In 2006 the last grain silos were taken down in Malaga docks and the port turned its sights on leisure activity and cruise traffic.
Not so any more, as port logistic bosses have started to put up twelve new storage warehouses for loose dry cargo in and out of the docks, marking a return to competitiveness for the docks.
The main use for the new storage will be imported animal feed and grain, supplying local farmers in inland Malaga province and Andalucía. The dry weather over the last few years has forced them to buy more imported animal feed , although this is seen as only short-term demand.
In the long term, port bosses have highlighted the growing strength of the area's agrofood industry, especially around Campillos, pushing up demand for imported animal feed. Improved communications and logistics from Malaga into inland Andalucía have also allowed the city's port to win back previously lost business, from Cadiz and Huelva ports for example.
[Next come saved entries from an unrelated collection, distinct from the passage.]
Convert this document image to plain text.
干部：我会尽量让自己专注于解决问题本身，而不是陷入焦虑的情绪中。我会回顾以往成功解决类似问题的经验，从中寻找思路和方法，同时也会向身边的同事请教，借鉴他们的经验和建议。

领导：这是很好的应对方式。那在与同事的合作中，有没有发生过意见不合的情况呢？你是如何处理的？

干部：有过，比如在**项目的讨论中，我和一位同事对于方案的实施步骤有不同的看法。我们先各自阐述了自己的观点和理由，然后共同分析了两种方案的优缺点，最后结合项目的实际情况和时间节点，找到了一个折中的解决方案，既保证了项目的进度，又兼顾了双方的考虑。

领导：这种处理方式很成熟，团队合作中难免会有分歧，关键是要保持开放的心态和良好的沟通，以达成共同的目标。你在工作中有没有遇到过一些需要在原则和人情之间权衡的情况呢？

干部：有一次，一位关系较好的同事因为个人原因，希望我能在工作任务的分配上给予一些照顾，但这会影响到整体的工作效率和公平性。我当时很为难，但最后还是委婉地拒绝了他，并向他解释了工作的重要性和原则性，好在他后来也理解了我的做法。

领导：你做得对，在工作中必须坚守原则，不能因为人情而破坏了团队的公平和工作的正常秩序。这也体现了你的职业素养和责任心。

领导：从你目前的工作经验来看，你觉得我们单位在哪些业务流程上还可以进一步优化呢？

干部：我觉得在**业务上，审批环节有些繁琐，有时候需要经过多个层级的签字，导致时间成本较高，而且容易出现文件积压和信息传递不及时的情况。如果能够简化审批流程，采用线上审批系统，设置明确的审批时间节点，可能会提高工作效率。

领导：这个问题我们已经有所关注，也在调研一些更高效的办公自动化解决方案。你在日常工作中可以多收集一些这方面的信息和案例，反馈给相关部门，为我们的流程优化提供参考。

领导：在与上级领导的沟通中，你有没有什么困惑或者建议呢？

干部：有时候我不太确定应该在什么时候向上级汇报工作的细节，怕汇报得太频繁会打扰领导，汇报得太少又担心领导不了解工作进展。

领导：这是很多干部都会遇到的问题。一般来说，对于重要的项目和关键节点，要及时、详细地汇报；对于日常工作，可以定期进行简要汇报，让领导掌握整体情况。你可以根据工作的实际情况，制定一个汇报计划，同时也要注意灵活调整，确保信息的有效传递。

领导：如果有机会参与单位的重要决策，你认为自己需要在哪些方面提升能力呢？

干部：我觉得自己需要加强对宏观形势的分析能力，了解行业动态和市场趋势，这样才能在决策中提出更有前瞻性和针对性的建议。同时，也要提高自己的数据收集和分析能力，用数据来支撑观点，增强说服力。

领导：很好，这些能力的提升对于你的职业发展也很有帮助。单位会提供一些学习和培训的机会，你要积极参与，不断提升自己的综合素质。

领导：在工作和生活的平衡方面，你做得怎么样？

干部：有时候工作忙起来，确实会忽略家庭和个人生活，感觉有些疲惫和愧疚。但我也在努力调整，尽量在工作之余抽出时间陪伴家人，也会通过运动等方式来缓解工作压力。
Last year was a record year with high growth in bulk, or loose, cargoes. Cereal imports, for animal feed, for example, grew by 140 per cent.
While this year looks like being slower, volumes are still significantly up on a few years ago. For example, around 600-700,000 tonnes of agrofood bulk cargoes are currently shipped through Malaga, say officials. This year will also be a record year for the export of clinker, a base product of cement, from a factory just east of Malaga city. Some 500,000 tonnes will pass through the docks.